18 Jan 2012 6 top ways to perpetrate purchase to pay fraud
Purchase to pay process, SOX controls, segregation of responsibilities – to a business they can, and are, seen as obstacles to just getting things do. But they are a necessary evil. Without them fraud would be rife.
So what are the most common purchase to pay frauds? We can’t know for certain which are employed most often but based on common knowledge and a bit of personal experience we think these are good candidates for the top six.
If someone can get administrator access to the finance system, its like having the keys to the safe. There’s lots of ways of persuading the IT team to give you admin access especially if you’re involved in system design and testing. Needing to set up new user accounts out of hours for testing has been known to do the trick. In an organization that hasn’t buttoned down its IT security procedures, there is always a way. Once granted admin access, new fictitious users, suppliers – even bank details – can be set up.
2. Fake invoices
This requires collusion with a supplier. You’d be surprised how many companies will retrospectively create a purchase order to match a fake invoice in order to get it paid. If invoices are paid on the nod below a certain level, this loophole can easily be exploited. Let’s say for example that any invoice below $1,000 gets paid – even if there’s no purchase order – all that is required is to have a chat with a friendly supplier, get a few invoices submitted and split the proceeds.
3. Make friends and undermine the SOX controls
Segregation of responsibilities is all about preventing collusion and these controls are the enemy of the fraudster who will work hard to undermine them. The fraudster will make friends, do people favors and offer to take workload off colleagues. When they need to call in a favor that involves compromising controls – it becomes easy.
4. Receipt goods that have never been delivered
This is so easy and almost impossible to detect in the right circumstances. Take for example a building site. If the concrete is being supplied by “friendly” supplier, the deliveries are signed for but they are never actually dropped off. The truck leaves the site without dropping off the concrete. The “friendly” supplier gets paid twice for a single delivery. The architects wonder why it’s taken twice as much concrete to build the office block than they estimated but by the time they figure it out, the trail has gone cold.
5. Kick backs
There are often unwritten clauses in supplier contracts. Whether it’s cash or a few freebies, many suppliers will collude to build in some costs to cover “commission”.

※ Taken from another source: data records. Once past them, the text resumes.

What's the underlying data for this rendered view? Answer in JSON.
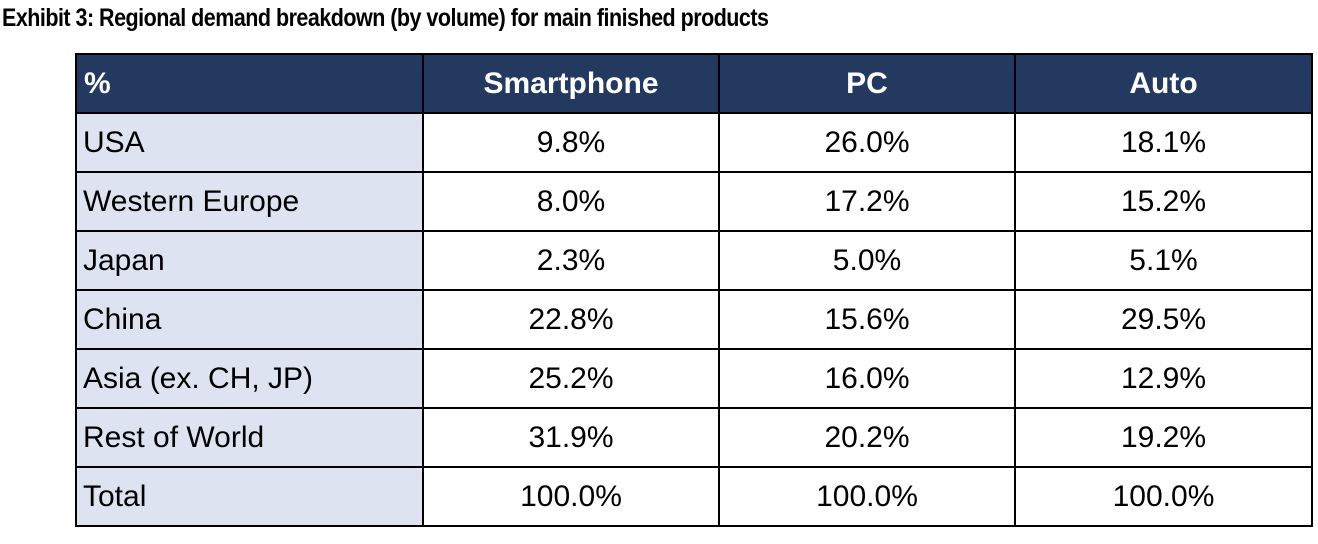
{
  "title": "Exhibit 3: Regional demand breakdown (by volume) for main finished products",
  "table": {
    "corner_label": "%",
    "columns": [
      "Smartphone",
      "PC",
      "Auto"
    ],
    "rows": [
      {
        "region": "USA",
        "values": [
          "9.8%",
          "26.0%",
          "18.1%"
        ]
      },
      {
        "region": "Western Europe",
        "values": [
          "8.0%",
          "17.2%",
          "15.2%"
        ]
      },
      {
        "region": "Japan",
        "values": [
          "2.3%",
          "5.0%",
          "5.1%"
        ]
      },
      {
        "region": "China",
        "values": [
          "22.8%",
          "15.6%",
          "29.5%"
        ]
      },
      {
        "region": "Asia (ex. CH, JP)",
        "values": [
          "25.2%",
          "16.0%",
          "12.9%"
        ]
      },
      {
        "region": "Rest of World",
        "values": [
          "31.9%",
          "20.2%",
          "19.2%"
        ]
      },
      {
        "region": "Total",
        "values": [
          "100.0%",
          "100.0%",
          "100.0%"
        ]
      }
    ],
    "colors": {
      "header_bg": "#24395f",
      "header_text": "#ffffff",
      "region_bg": "#dde3f0",
      "grid": "#000000"
    }
  }
}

6. Diverting supplier payments
Finally, this simple scam has been known to fool even the most competent AP team. A supplier is selected that invoices large amounts regularly. A bank account is then opened in their name – or rather, nearly their name. Once the account is opened, it’s a simple matter to inform AP of the new bank account details. They probably won’t notice the minor name change and once set up, the fraudster can enjoy a few week of someone else’s money before anyone knows there’s a problem.
The graphic may be ironic but it’s no joke. Without proper P2P process, all of the above frauds are possible.